Chicago-area home prices see steepest drop nationwide: report
BY SANDRA GUY Business Reporter email@example.com December 26, 2012 10:32AM
Updated: December 26, 2012 4:53PM
The Chicago-area housing market continued to lag national numbers, posting the largest non-seasonally adjusted single-home price decline — 1.5 percent from September to October and 1.3 percent year-over-year — of 20 major cities in the Standard & Poor’s/Case-Shiller national home price index released Wednesday.
Of the 20 cities, 12 saw housing prices drop.
Nationwide, home prices rose in most major cities in October compared with a year ago, pushed up by rising sales and a decline in the supply of available homes. Higher prices show the housing market is improving even as it moves into the more dormant fall and winter sales period.
The overall S&P/Case-Shiller index increased 4.3 percent in October compared with a year ago. That’s the largest year-over-year increase in two and a half years, when a homebuyer tax credit temporarily boosted sales.
Prices rose in October from a year ago in 18 of 20 cities. Phoenix led all cities with a 21.7 percent gain, followed by Detroit, where prices increased 10 percent.
October marked the fifth straight month of year-over-year gains, after nearly two years of declines. Prices rose in mid-2010 in the final months before the tax credit expired.
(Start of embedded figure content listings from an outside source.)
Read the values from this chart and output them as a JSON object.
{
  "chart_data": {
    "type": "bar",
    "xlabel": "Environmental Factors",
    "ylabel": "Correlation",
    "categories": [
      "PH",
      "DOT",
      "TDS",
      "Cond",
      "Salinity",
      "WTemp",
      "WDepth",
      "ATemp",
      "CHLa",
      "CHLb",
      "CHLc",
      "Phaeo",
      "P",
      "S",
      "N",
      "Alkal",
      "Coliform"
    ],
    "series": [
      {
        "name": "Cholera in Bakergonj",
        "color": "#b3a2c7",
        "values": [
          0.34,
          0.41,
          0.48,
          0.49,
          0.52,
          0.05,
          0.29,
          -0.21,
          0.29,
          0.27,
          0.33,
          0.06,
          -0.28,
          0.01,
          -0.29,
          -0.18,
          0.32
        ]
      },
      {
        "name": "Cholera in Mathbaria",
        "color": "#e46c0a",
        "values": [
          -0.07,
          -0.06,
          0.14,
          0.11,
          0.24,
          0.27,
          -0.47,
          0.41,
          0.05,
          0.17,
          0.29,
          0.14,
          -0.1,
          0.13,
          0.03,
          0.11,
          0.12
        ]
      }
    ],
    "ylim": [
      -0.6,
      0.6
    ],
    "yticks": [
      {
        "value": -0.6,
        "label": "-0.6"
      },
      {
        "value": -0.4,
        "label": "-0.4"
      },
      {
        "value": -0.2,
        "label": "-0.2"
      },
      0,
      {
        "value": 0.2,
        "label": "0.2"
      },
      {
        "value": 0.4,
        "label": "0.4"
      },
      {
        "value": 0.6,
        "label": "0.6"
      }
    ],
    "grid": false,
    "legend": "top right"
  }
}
They had fallen sharply in 2008 and 2009.
“It is clear that the housing recovery is gaining strength,” said David Blitzer, chairman of the index committee at S&P Dow Jones Indexes.
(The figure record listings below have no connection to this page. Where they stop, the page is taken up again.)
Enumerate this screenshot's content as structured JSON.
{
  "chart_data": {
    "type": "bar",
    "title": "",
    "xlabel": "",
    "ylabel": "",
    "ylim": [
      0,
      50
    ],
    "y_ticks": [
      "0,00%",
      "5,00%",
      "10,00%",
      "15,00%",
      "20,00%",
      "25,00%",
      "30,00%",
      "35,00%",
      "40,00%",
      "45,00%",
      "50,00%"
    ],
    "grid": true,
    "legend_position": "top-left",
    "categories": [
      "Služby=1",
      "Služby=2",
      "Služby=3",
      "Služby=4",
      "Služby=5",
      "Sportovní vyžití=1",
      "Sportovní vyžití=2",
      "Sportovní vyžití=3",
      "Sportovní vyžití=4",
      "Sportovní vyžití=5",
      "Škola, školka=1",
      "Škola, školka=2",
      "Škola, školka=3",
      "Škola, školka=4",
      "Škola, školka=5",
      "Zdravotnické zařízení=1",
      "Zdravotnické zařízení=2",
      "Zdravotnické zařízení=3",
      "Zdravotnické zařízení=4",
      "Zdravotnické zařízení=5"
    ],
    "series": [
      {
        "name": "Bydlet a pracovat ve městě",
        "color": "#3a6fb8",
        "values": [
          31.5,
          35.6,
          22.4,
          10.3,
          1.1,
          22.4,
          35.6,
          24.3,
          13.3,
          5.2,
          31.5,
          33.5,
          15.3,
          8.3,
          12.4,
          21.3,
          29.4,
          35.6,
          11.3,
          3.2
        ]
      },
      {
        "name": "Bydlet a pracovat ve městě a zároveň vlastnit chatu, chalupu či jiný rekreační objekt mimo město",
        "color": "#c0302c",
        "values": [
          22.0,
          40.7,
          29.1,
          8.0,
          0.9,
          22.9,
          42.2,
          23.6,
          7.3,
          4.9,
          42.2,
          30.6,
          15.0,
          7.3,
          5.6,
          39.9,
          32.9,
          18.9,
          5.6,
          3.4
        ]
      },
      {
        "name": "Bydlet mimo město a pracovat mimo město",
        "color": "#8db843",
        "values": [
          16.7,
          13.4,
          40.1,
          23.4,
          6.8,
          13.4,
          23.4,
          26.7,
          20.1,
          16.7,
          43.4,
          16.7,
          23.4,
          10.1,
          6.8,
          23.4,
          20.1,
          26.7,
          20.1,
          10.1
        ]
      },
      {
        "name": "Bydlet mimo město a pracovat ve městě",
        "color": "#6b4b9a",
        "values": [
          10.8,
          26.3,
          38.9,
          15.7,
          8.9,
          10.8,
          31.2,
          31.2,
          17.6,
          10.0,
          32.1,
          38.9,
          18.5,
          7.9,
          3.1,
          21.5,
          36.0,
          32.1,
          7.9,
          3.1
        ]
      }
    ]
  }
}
The improvement in housing is adding to economic growth and most analysts expect that to continue in 2013.
But automatic tax increases and spending cuts that are set to take effect next week could drag down growth. The White House and Congress have so far failed to reach agreement on a way to avoid the “fiscal cliff.” President Barack Obama and congressional lawmakers will return to Washington on Thursday to resume talks.
“We expect home price appreciation to continue for the foreseeable future, because inventories are lean amid rising sales,” said Joseph LaVorgna, chief U.S. economist at Deutsche Bank. “This assumes that a resolution to the ‘fiscal cliff’ is found ... otherwise, the recent positive trend in housing would most certainly be in jeopardy along with the rest of the current economic expansion.”
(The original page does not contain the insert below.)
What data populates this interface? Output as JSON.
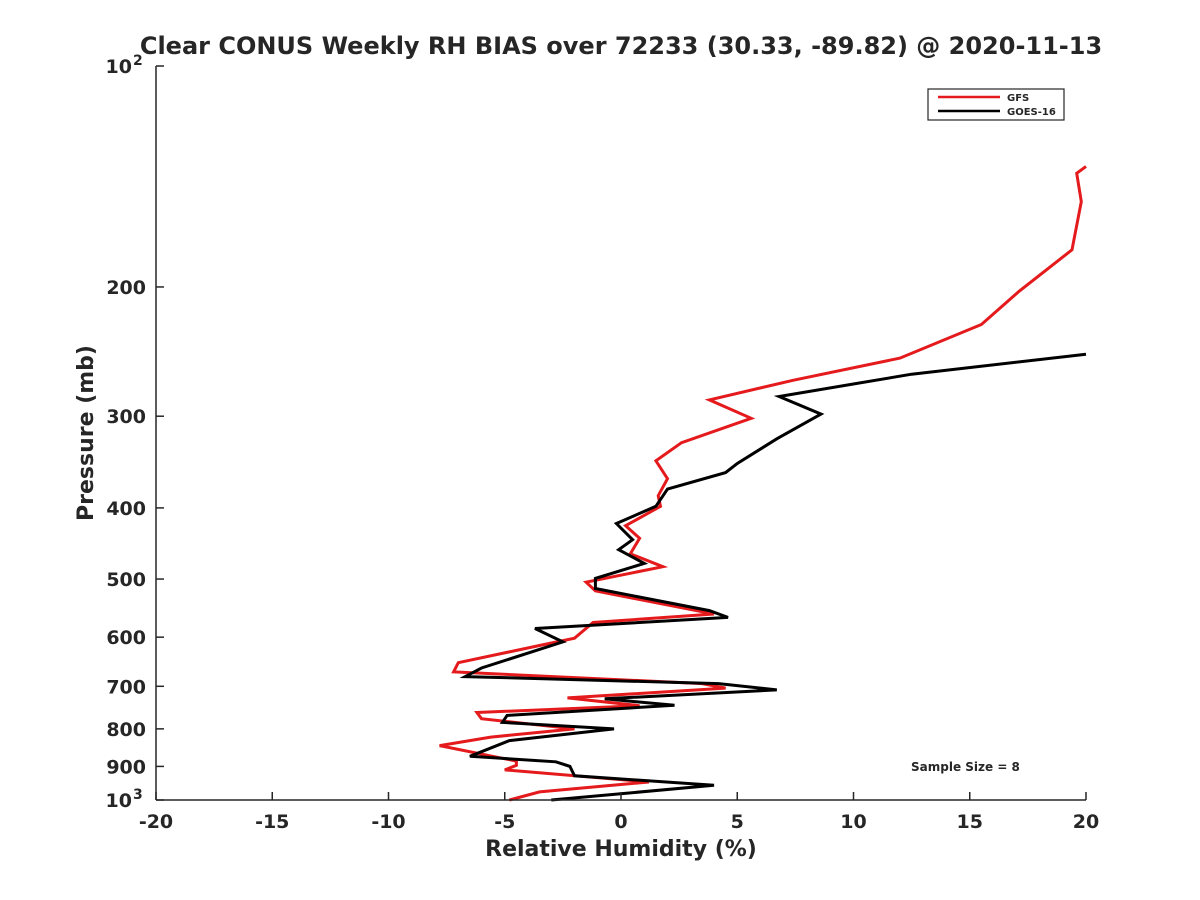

Prices nationwide have recovered to about the same level as in the fall of 2003, according to the Case-Shiller index. They remain about 30 percent below the peak reached in the summer of 2006.
The S&P/Case-Shiller index covers roughly half of U.S. homes. It measures prices compared with those in January 2000 and creates a three-month moving average. The October figures are the latest available.
Solid gains in home prices have helped drive a modest recovery in the housing market. Rising prices encourage more potential buyers to come off the sidelines and purchase homes. And more people may put their homes on the market as they gain confidence that they can sell at a good price.
Higher home prices can also make homeowners feel wealthier and more likely to spend more. Consumer spending accounts for about 70 percent of the U.S. economy.
Steady job gains and record-low mortgage rates have also helped propel the housing recovery. And the low supply of houses for sale is encouraging builders to start work on more homes. That should lead to more construction jobs.
The pace of home construction slipped in November but was still nearly 22 percent higher than a year earlier. Builders are on track this year to start work on the most homes in four years.
Builder confidence rose in December for a seventh straight month to the highest level in more than six-and-a-half years, according to a survey released last week by the National Association of Home Builders/Wells Fargo.